As an IT professional…

  • Creator
    Topic
  • #160898
    Anonymous
    Inactive

    *Edit – sorry, first time contributor. I didn’t mean to post to this section of the forum.

    Don’t feel bad if you’re not getting the IT section, I can’t even pass it! I have several years of IT audit and information security experience and am a CISSP (closest equivalent to the CPA in the security world). I’m studying for BEC right now, and I have to say that, based on the Becker materials, most of the IT section is absurd, outdated, and (at times) technically incorrect. No one, especially a CPA, needs to be concerned with the minutiae it covers. It’s difficult for me to read the questions because they are so embarrassingly awful – it’s like watching Michael Scott make an idiot out of himself on The Office. Modern issues such as web security, social networking, and cloud computing are nowhere in the material, yet CPAs need to know that Linux is written mostly in C? Or that the Internet is not, in fact, a large server run by Interpol? It is the same problem as introductory “computing for business students” undergrad classes – they think they have to teach something, they just don’t know what to teach, so they spew out a bunch of definitions committed to a textbook that was written in the 80s.

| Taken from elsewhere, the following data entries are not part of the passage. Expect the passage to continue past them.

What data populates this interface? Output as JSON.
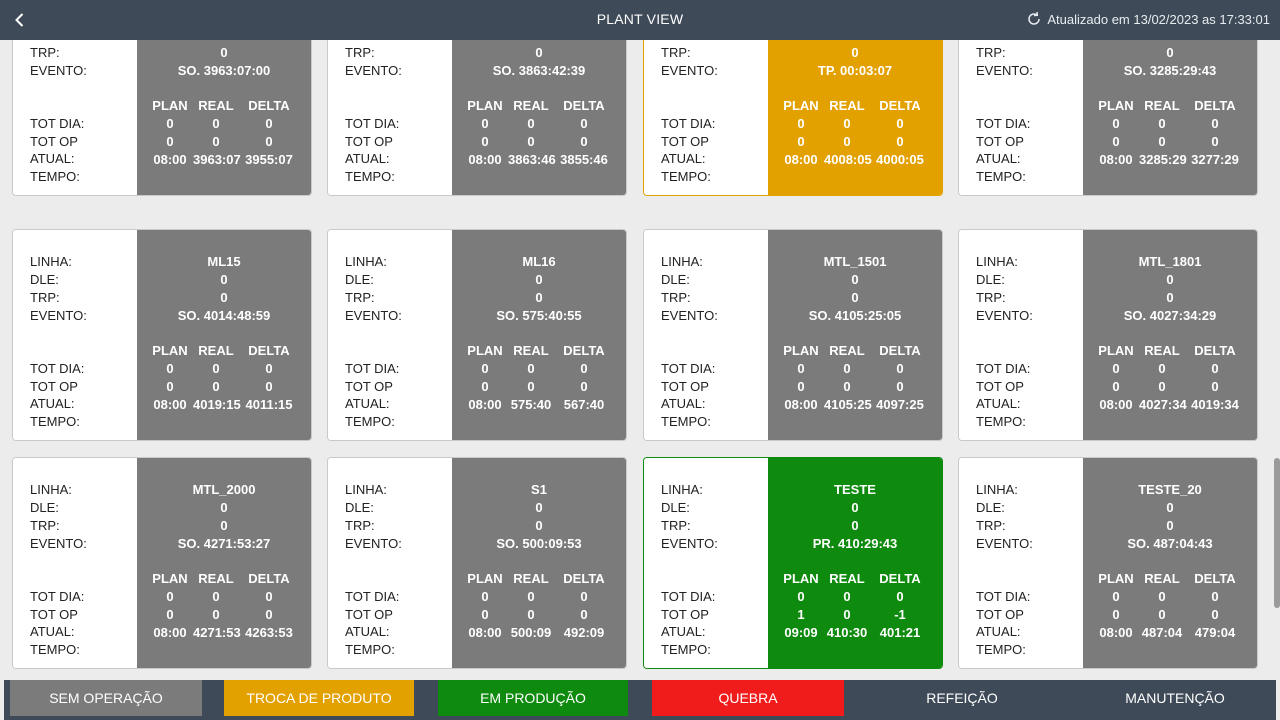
{
  "header": {
    "title": "PLANT VIEW",
    "updated": "Atualizado em 13/02/2023 as 17:33:01"
  },
  "labels": {
    "linha": "LINHA:",
    "dle": "DLE:",
    "trp": "TRP:",
    "evento": "EVENTO:",
    "tot_dia": "TOT DIA:",
    "tot_op": "TOT OP",
    "atual": "ATUAL:",
    "tempo": "TEMPO:",
    "plan": "PLAN",
    "real": "REAL",
    "delta": "DELTA"
  },
  "cards": [
    {
      "status": "gray",
      "linha": "",
      "dle": "0",
      "trp": "0",
      "evento": "SO. 3963:07:00",
      "tot_dia": [
        "0",
        "0",
        "0"
      ],
      "tot_op": [
        "0",
        "0",
        "0"
      ],
      "atual": [
        "08:00",
        "3963:07",
        "3955:07"
      ]
    },
    {
      "status": "gray",
      "linha": "",
      "dle": "0",
      "trp": "0",
      "evento": "SO. 3863:42:39",
      "tot_dia": [
        "0",
        "0",
        "0"
      ],
      "tot_op": [
        "0",
        "0",
        "0"
      ],
      "atual": [
        "08:00",
        "3863:46",
        "3855:46"
      ]
    },
    {
      "status": "amber",
      "linha": "",
      "dle": "0",
      "trp": "0",
      "evento": "TP. 00:03:07",
      "tot_dia": [
        "0",
        "0",
        "0"
      ],
      "tot_op": [
        "0",
        "0",
        "0"
      ],
      "atual": [
        "08:00",
        "4008:05",
        "4000:05"
      ]
    },
    {
      "status": "gray",
      "linha": "",
      "dle": "0",
      "trp": "0",
      "evento": "SO. 3285:29:43",
      "tot_dia": [
        "0",
        "0",
        "0"
      ],
      "tot_op": [
        "0",
        "0",
        "0"
      ],
      "atual": [
        "08:00",
        "3285:29",
        "3277:29"
      ]
    },
    {
      "status": "gray",
      "linha": "ML15",
      "dle": "0",
      "trp": "0",
      "evento": "SO. 4014:48:59",
      "tot_dia": [
        "0",
        "0",
        "0"
      ],
      "tot_op": [
        "0",
        "0",
        "0"
      ],
      "atual": [
        "08:00",
        "4019:15",
        "4011:15"
      ]
    },
    {
      "status": "gray",
      "linha": "ML16",
      "dle": "0",
      "trp": "0",
      "evento": "SO. 575:40:55",
      "tot_dia": [
        "0",
        "0",
        "0"
      ],
      "tot_op": [
        "0",
        "0",
        "0"
      ],
      "atual": [
        "08:00",
        "575:40",
        "567:40"
      ]
    },
    {
      "status": "gray",
      "linha": "MTL_1501",
      "dle": "0",
      "trp": "0",
      "evento": "SO. 4105:25:05",
      "tot_dia": [
        "0",
        "0",
        "0"
      ],
      "tot_op": [
        "0",
        "0",
        "0"
      ],
      "atual": [
        "08:00",
        "4105:25",
        "4097:25"
      ]
    },
    {
      "status": "gray",
      "linha": "MTL_1801",
      "dle": "0",
      "trp": "0",
      "evento": "SO. 4027:34:29",
      "tot_dia": [
        "0",
        "0",
        "0"
      ],
      "tot_op": [
        "0",
        "0",
        "0"
      ],
      "atual": [
        "08:00",
        "4027:34",
        "4019:34"
      ]
    },
    {
      "status": "gray",
      "linha": "MTL_2000",
      "dle": "0",
      "trp": "0",
      "evento": "SO. 4271:53:27",
      "tot_dia": [
        "0",
        "0",
        "0"
      ],
      "tot_op": [
        "0",
        "0",
        "0"
      ],
      "atual": [
        "08:00",
        "4271:53",
        "4263:53"
      ]
    },
    {
      "status": "gray",
      "linha": "S1",
      "dle": "0",
      "trp": "0",
      "evento": "SO. 500:09:53",
      "tot_dia": [
        "0",
        "0",
        "0"
      ],
      "tot_op": [
        "0",
        "0",
        "0"
      ],
      "atual": [
        "08:00",
        "500:09",
        "492:09"
      ]
    },
    {
      "status": "green",
      "linha": "TESTE",
      "dle": "0",
      "trp": "0",
      "evento": "PR. 410:29:43",
      "tot_dia": [
        "0",
        "0",
        "0"
      ],
      "tot_op": [
        "1",
        "0",
        "-1"
      ],
      "atual": [
        "09:09",
        "410:30",
        "401:21"
      ]
    },
    {
      "status": "gray",
      "linha": "TESTE_20",
      "dle": "0",
      "trp": "0",
      "evento": "SO. 487:04:43",
      "tot_dia": [
        "0",
        "0",
        "0"
      ],
      "tot_op": [
        "0",
        "0",
        "0"
      ],
      "atual": [
        "08:00",
        "487:04",
        "479:04"
      ]
    }
  ],
  "legend": [
    {
      "label": "SEM OPERAÇÃO",
      "color": "#7b7b7b"
    },
    {
      "label": "TROCA DE PRODUTO",
      "color": "#e3a100"
    },
    {
      "label": "EM PRODUÇÃO",
      "color": "#0e8a0e"
    },
    {
      "label": "QUEBRA",
      "color": "#f01c1c"
    },
    {
      "label": "REFEIÇÃO",
      "color": "#3e4a57"
    },
    {
      "label": "MANUTENÇÃO",
      "color": "#3e4a57"
    }
  ],
  "colors": {
    "header_bg": "#3e4a57",
    "gray": "#7b7b7b",
    "amber": "#e3a100",
    "green": "#0e8a0e",
    "red": "#f01c1c"
  }
}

    My first time through the practice questions, I got 70% correct. I’ve seen a lot of client computing environments, (ethically) hacked websites, compromised thousands of user IDs, exploited firewall vulnerabilities, and sat in on IT controls implementation committees. As an IT/security professional, my advice for this section is to commit the answers to memory and then forget them as soon as you finish the exam – do not worry about learning it. Knowing this material will not aid you in speaking to the IT folks within your organizations or at your clients. It probably supports their argument that the auditors “don’t get it.” There will never be another time in your life that you need to know most of this stuff (and the stuff you need to know is pretty much common sense or common knowledge).

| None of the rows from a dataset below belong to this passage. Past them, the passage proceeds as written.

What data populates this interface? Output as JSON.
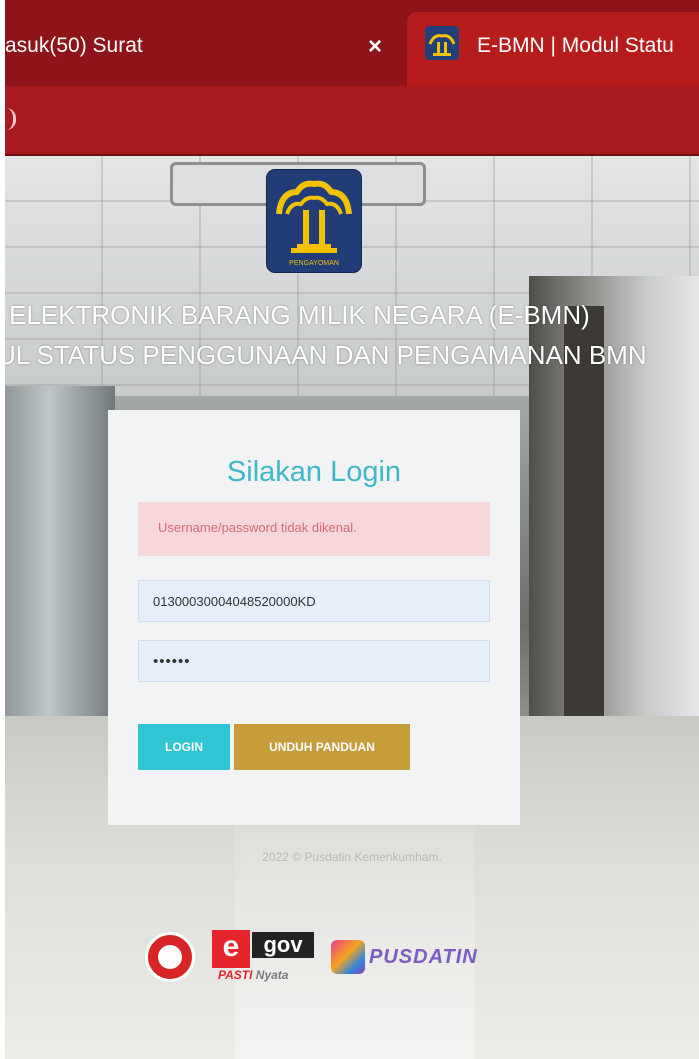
{
  "browser": {
    "tabs": [
      {
        "title": "asuk(50) Surat",
        "active": false
      },
      {
        "title": "E-BMN | Modul Statu",
        "active": true
      }
    ],
    "close_icon": "×"
  },
  "page": {
    "heading_line1": "ELEKTRONIK BARANG MILIK NEGARA (E-BMN)",
    "heading_line2": "UL STATUS PENGGUNAAN DAN PENGAMANAN BMN",
    "logo_caption": "PENGAYOMAN",
    "login": {
      "title": "Silakan Login",
      "alert": "Username/password tidak dikenal.",
      "username_value": "01300030004048520000KD",
      "password_value": "••••••",
      "login_button": "LOGIN",
      "guide_button": "UNDUH PANDUAN"
    },
    "footer": "2022 © Pusdatin Kemenkumham.",
    "badges": {
      "egov_e": "e",
      "egov_gov": "gov",
      "egov_sub_a": "PASTI",
      "egov_sub_b": "Nyata",
      "pusdatin": "PUSDATIN"
    }
  },
  "colors": {
    "browser_tab_bar": "#8e1419",
    "browser_toolbar": "#a81a1d",
    "title_accent": "#3fb6c9",
    "login_button": "#2ec5d4",
    "guide_button": "#c79d3c",
    "alert_bg": "#f7d7da",
    "logo_bg": "#223c78"
  }
}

    If you are interested in learning about relevant IT and security topics, I suggest finding blogs and following people on Twitter. Never go near a textbook.

Viewing 4 replies - 1 through 4 (of 4 total)
  • Author
    Replies
  • #290059
    SusanStudies
    Participant

    Interesting…as I round out the last 20 minutes of lecture for the IT section bored out of my mind. What I'm picking up is that we merely need to memorize what we've been given and have a good understanding of related controls.

    AUD: 07/11/11 - Passed
    BEC: 08/27/11 - Passed
    FAR: 01/17/12 - Passed
    REG: 04/30/12; Re-take 7/16/12 - Passed

    FINISHED!!!!!!!!

    #290060
    khachik2003
    Participant

    I agree. They need to rework this section or throw it out altogether.

    #290061
    Anonymous
    Inactive

    elevatedms, thanks for the post. Anything helps us non-IT people feel relieved. Well written, too!

    Thanks!

    #290062
    tulip
    Participant

    Agreed. I am not an IT professional, but I do work closely with IT and have managed an accounting system implementation.

    The IT material on the exam is very outdated and does not have useful for practical application.

    BEC - 10/18/2010 - 79
    FAR - 10/28/2010 - 82
    AUD - 11/04/2010 - 73; 02/18/2011 - 86 - IT'S OVER!!!!!!
    REG - 11/21/2010 - 83

Viewing 4 replies - 1 through 4 (of 4 total)
  • The topic ‘As an IT professional…’ is closed to new replies.